The film itself is using a different tact of having the lead character work off a wrong assumption, which the audience may or may not follow depending on if they take that characters word above the facts presented. For example, we’re told, long before the story of the child, that Bane didn’t see daylight until he has a man. We’re told that the child is the heir of Ras Al Ghul…the character that Marion Cotillard was believed to be playing. It’s only if you, like Bruce, made the wrong assumption about who Bane was in that flashback story (he’s actually the one prisoner who rescued the child, it’s his story because he saw the action of protecting Talia as his path to redemption as well as why he needs to wear the mask) that you’ll feel like that.

The only red herring card played is if you take what one character assumes, over what the actual witnesses state. I think it’s Jonathan Nolan who is particularly fond of that - The only other Chris Nolan film to use it is The Prestige (you’re told the end several times, but Jackman’s lead disregards it), also written by Jonathan Nolan, but it does appear in both Person Of Interest (Reece and Finch do this for the reveals of both Control and Elias) and Westworld (Delores does this for the story of William)

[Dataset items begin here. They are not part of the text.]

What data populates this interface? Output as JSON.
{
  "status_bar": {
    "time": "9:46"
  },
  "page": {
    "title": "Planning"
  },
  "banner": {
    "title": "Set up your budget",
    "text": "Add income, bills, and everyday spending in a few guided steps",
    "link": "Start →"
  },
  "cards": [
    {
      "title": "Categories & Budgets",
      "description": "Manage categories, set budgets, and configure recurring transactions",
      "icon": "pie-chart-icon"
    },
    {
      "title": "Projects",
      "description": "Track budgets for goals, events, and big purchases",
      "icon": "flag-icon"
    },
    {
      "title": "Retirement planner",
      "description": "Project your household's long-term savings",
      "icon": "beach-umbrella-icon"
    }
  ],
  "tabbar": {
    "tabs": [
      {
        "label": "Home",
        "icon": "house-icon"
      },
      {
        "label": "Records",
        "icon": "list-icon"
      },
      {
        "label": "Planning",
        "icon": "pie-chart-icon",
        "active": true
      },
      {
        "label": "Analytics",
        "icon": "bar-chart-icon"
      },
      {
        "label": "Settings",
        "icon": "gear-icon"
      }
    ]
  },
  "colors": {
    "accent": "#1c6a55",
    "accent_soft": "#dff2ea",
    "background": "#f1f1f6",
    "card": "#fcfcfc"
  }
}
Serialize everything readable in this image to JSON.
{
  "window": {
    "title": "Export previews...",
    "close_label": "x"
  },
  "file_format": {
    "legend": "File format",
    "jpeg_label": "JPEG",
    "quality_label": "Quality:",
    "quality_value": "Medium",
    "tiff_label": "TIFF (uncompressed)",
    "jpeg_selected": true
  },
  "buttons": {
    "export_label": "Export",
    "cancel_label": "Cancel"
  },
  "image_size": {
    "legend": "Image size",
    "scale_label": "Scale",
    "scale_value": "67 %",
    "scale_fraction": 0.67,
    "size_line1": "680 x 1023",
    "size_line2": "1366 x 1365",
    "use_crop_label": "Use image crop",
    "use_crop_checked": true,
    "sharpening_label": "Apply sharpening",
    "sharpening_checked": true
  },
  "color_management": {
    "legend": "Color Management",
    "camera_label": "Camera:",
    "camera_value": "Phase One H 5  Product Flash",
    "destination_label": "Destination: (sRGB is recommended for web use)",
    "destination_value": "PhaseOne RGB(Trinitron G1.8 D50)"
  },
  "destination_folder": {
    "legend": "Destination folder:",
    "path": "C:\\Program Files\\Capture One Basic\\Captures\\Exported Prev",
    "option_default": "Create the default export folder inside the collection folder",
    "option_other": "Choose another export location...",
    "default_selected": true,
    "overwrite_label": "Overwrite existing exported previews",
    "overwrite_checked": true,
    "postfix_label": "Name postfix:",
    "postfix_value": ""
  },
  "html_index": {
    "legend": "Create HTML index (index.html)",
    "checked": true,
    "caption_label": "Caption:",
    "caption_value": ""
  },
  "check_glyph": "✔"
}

It’s kind of the related to a flawed narrator, the narrative is perfectly honest, but the lead character is wrong and, potentially, takes the audience into a wrong conclusion with them. Quite a few magic tricks follow the principal.

Edit: I should say making Madeline Swann being Irma Bunt wouldn’t be this, it WOULD be what you’re describing of having a reveal, just so they could have a twist, the fact there’s no grounding for it be damned. It would rely on convolutions not a single assumption.